Friday, April 27, 2012

The Hog in Your Kitchen

An interesting article on energy-efficient refrigerators...


THE NEW WAVE OF
ENERGY EFFICIENT REFRIGERATORS 
Swelling Energy Use
Refrigerators didn't get to be energy hogs on purpose. It's just that energy conservation ranked far below appearance and convenience on the list of design considerations in the '50s and '60s.
Energy guru Amory Lovins has often used the homely fridge as an example of how this approach affected energy use in the industrialized world. The motor was hidden underneath the appliance, where it radiated its heat right up into the food compartment.
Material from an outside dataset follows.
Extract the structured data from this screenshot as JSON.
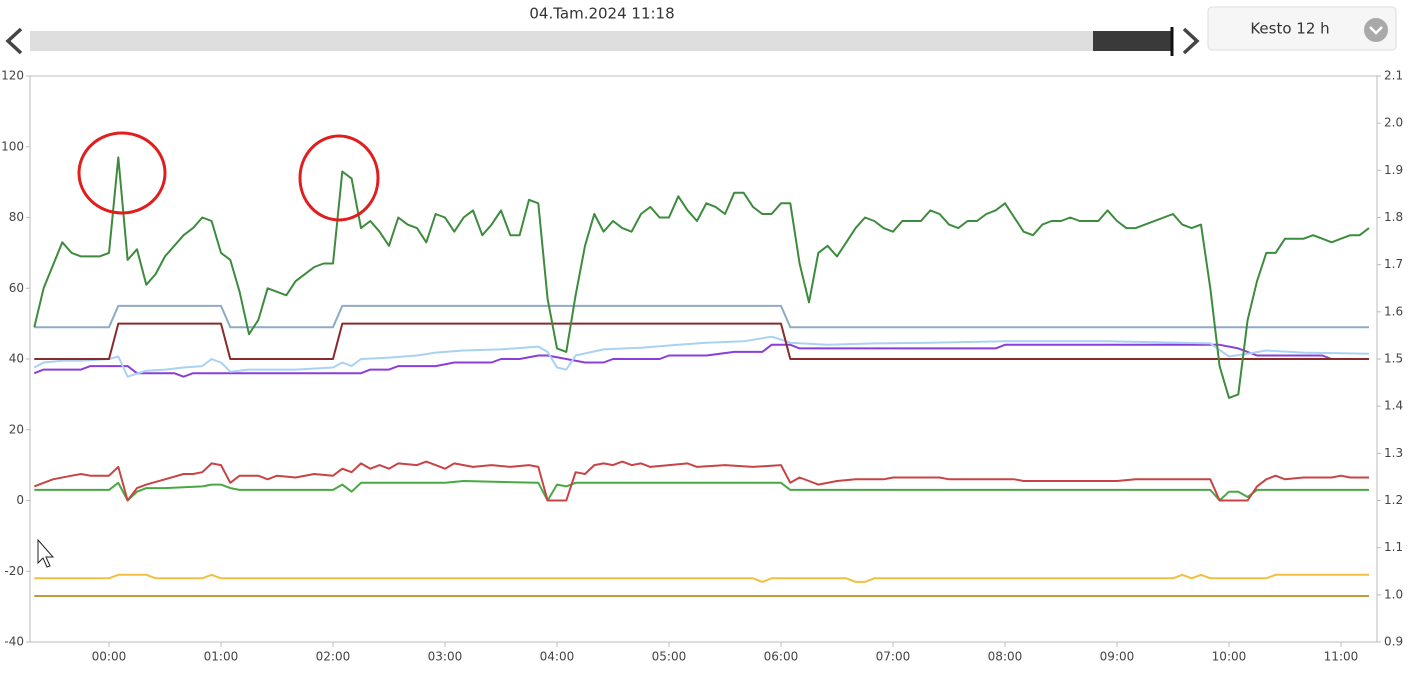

Manufacturers cut back on insulation so that they could increase the amount of usable space without making the appliance bigger -- not in itself a bad goal, but without high-performance insulators, this strategy allowed heat to stream right back into the cold box.
With little insulation, the refrigerator's metal skin got so cool that it tended to "sweat" -- to condense moisture from the air. So designers installed heaters on the outside of the fridge to evaporate the dew. The result was that a typical refrigerator in 1976 used an average of 1800 kilowatt-hours per year -- way more than any other appliance in the home. This was nearly four times the consumption of 1950-vintage models, which used about 500 kilowatt-hours a year and had their motors on top. By 1981, US models consumed twice the energy of Japanese models, according to Natural Resources Defense Council scientist David Goldstein.
The potential for conservation was not lost on energy-efficiency activists like Goldstein and Arthur Rosenfeld, formerly of Lawrence Berkeley Laboratory and now a senior adviser at the Department of Energy. The obstacle, as they saw it, was that the free market wasn't going to encourage the efficiency gains that technology allowed and society needed.